Just to be clear, this post is not criticizing Athreya's book. It sounds interesting, I'm going to read it, and I think you should definitely read it if you're interested in macroeconomics and don't already know all the stuff.
Other interesting hypotheses I've heard advanced for why people love macro methods:
1) Modern macro feels very new and "cutting edge" or "up-and-coming" to some people. (This makes sense to me, because macro had a very recent paradigm shift, back in the 80s.)
2) DSGE-type models may not be mathematically hard in an absolute sense, but they give people who come from non-math backgrounds a chance to do something harder and more technical and more imaginative than they ever did before, and thus feels empowering and liberating. (This also makes sense; I've definitely seen grad students gain mathematical confidence from doing DSGE models for the first time.)
Also, definitely read Costas Alexandrakis' thoughts on the culture of macro, in the comments. Also see Kurt Mitman, a young DSGE devotee, on why he loves it.

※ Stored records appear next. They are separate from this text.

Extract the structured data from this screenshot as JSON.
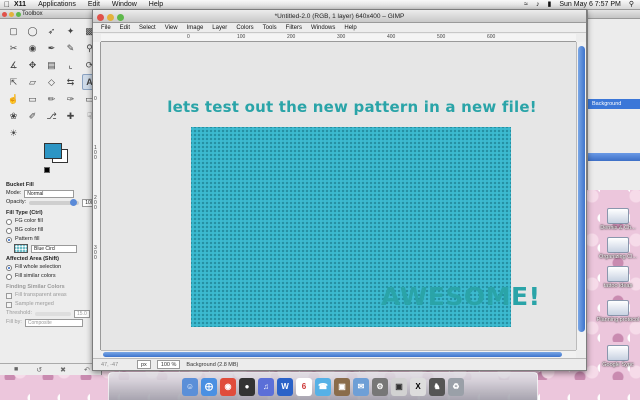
{
  "menubar": {
    "apple": "",
    "items": [
      "X11",
      "Applications",
      "Edit",
      "Window",
      "Help"
    ],
    "clock": "Sun May 6  7:57 PM"
  },
  "toolbox": {
    "title": "Toolbox",
    "tool_name": "Bucket Fill",
    "mode_label": "Mode:",
    "mode_value": "Normal",
    "opacity_label": "Opacity:",
    "opacity_value": "100.0",
    "fill_type_label": "Fill Type  (Ctrl)",
    "fill_options": [
      "FG color fill",
      "BG color fill",
      "Pattern fill"
    ],
    "selected_fill": 2,
    "pattern_name": "Blue Circl",
    "affected_label": "Affected Area  (Shift)",
    "affected_options": [
      "Fill whole selection",
      "Fill similar colors"
    ],
    "selected_affected": 0,
    "finding_label": "Finding Similar Colors",
    "fill_transparent_label": "Fill transparent areas",
    "sample_merged_label": "Sample merged",
    "threshold_label": "Threshold:",
    "threshold_value": "15.0",
    "fill_by_label": "Fill by:",
    "fill_by_value": "Composite"
  },
  "image_window": {
    "title": "*Untitled-2.0 (RGB, 1 layer) 640x400 – GIMP",
    "menu": [
      "File",
      "Edit",
      "Select",
      "View",
      "Image",
      "Layer",
      "Colors",
      "Tools",
      "Filters",
      "Windows",
      "Help"
    ],
    "ruler_top": [
      "0",
      "100",
      "200",
      "300",
      "400",
      "500",
      "600"
    ],
    "ruler_left": [
      "0",
      "1 0 0",
      "2 0 0",
      "3 0 0"
    ],
    "headline": "lets test out the new pattern in a new file!",
    "awesome": "AWESOME!",
    "status": {
      "coords": "47, -47",
      "unit": "px",
      "zoom": "100 %",
      "layer_info": "Background (2.8 MB)"
    }
  },
  "layers_panel": {
    "layer_name": "Background"
  },
  "desktop_icons": [
    "Dennis & Ch...",
    "Organizing Cl...",
    "tattoo ideas",
    "Planning protocol",
    "Google Sync"
  ],
  "dock": {
    "apps": [
      "finder",
      "safari",
      "chrome",
      "dashboard",
      "itunes",
      "word",
      "ical",
      "ichat",
      "photo",
      "mail",
      "system",
      "preview",
      "x11",
      "chess",
      "trash"
    ]
  },
  "colors": {
    "accent_text": "#2aa4a8",
    "pattern_fill": "#2e9eb0",
    "foreground": "#2c95c4"
  }
}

Here is a review of Athreya's book by Herb Gintis.
Steve Williamson is mad that I talked about Athreya's book without reading it, calling it "disgusting" that I would try to psychoanalyze Athreya without even reading what he wrote. But Steve needs to chill out. My main claim was that Athreya really loves modern macro methods. I don't see Steve contradicting that claim. But even if I was wrong about Athreya, my main observation - that there are a lot of people who looove modern macro methods a lot - doesn't really need Athreya as an example. Steve himself is a great example. The Athreya reviews by Glasner and Quiggin just got me thinking about macro-method-love. And I certainly was not criticizing Athreya's book; in fact, I recommended that everyone go read it. So calm down, Steve.
Steve also suggests that people actually read Athreya's research, and this I have done - well, a couple of his working papers, anyway. The stuff I've read is actually not very "macro-y" - it's pretty simple and intuitive theory about how credit markets work. In fact it seems more like the kind of thing Ricardo Caballero suggested macroeconomists work on, back in 2010.
Robert Vienneau read much of the book, and confirms that it's about history of methodology rather than history of ideas.
Chris House wonders which methods I'm talking about specifically, but then pretty much answers his own question:
Perhaps it is the conjunction of so many common elements that he associates with DSGE models. For instance, there is a good deal of “boilerplate” which shows up in DSGE models (the representative agent, the production function, the capital accumulation equation, and so on).The method macro people seem to love most is general equilibrium itself. Almost anything with general equilibrium in it can probably now be labeled a "macro model" without anyone complaining. "Micro theory" people (often simply called "theory" people or "pure theory" people) occasionally use GE, but seem to have mostly lost enthusiasm for it. Interestingly, GE itself might be losing its total dominance in macro, as game theory is creeping in via wage bargaining in labor search models. But anyway, in general, Chris is right - DSGE "boilerplate" is really a conjunction of common "boilerplate" elements that people seem very attached to.